Behind the bluster there is a historical truth: whisky did increase in popularity in England and the Empire from the middle of the Nineteenth Century because of the development of blends. The fact that there is a skill is undeniable. So much so simple but the prose os loquacious and the chest seems overly puffed out. The idea that catches my eye is that “goodness and wholesomeness” comes with age. Wholesomeness is an important word as is shown by it being used three times in the blurb to describe The Challenge. In an age where food contamination was common (some of today’s healthy eaters worry about E numbers but forget the noxious stuff that was put in food and drink in the first industrial age), emphasising that something is clean and pure is both a selling point and a reassurance. I’m not sure it comes through the process of ageing though! However in a time when whisky was mostly drunk young age is another factor that can be used to highlight quality (as it is today)

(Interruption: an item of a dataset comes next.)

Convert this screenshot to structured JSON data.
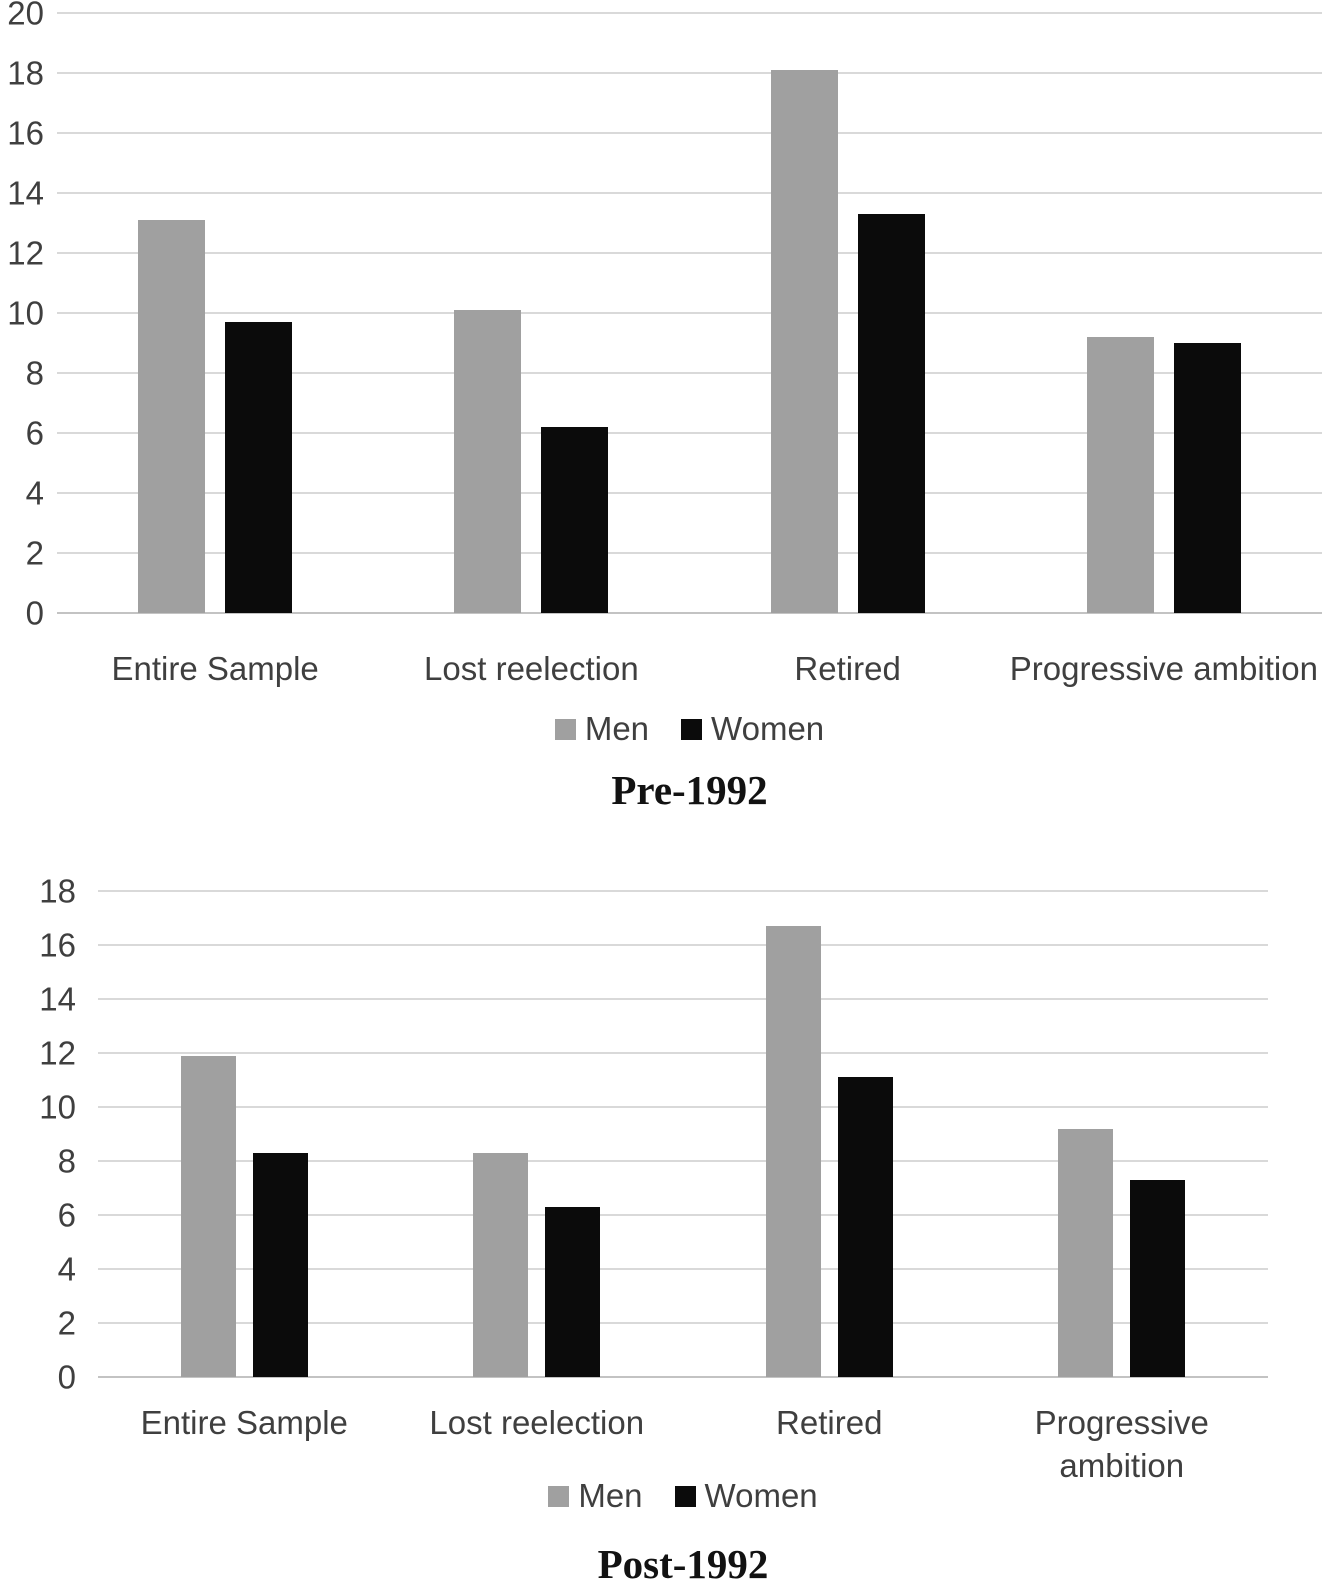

“The Challenge” is a blend of Highland malts from the best distilleries west and north, and kept maturing in Messrs. Anderson and Shaw’s bonded stores from five to ten years before being put into the blending vat. It is now generally conceded that a blend is more desirable in every way than self whiskies, being, for one thing, more palatable and pleasing to the majority.
Say it once then say it again – ram the message home. But what I find interesting is the appeal to the majority. Almost all advertising today, and certainly whisky brand building, emphasises the individual, i.e. the extra special discernment you personally show by being able to appreciate the particular product. It tickles the sense of your own virtue. It is the way things seems to have evolved over the past century – pushing everything down to the individual -but in the past there was more collectivism, more of a sense of class or community, which regulated behaviour. (Look at my last post and what Compton Mackenzie said about Sabbatarianism as an example). So in 1888 the appeal to the majority offers the reassurance of the crowd not the specialness of the individual.
But that is not enough you also need proof of virtue so who better than a scientist.
Of it Professor Stevenson McAdam says in his chemical report:‘ Analytical Laboratory, Surgeon’s Hall, Edinburgh. I have made a careful chemical analysis of a sample of“The Challenge” Old Highland Whisky, forwarded to me by Messrs. Anderson & Shaw, Glasgow, and find such to be well matured, practically free from fusel oil, or other noxious ingredients, and of fine quality.
Times change. Now the question is who are you more likely to believe a random scientist or David Beckham? Obviously there is no contest.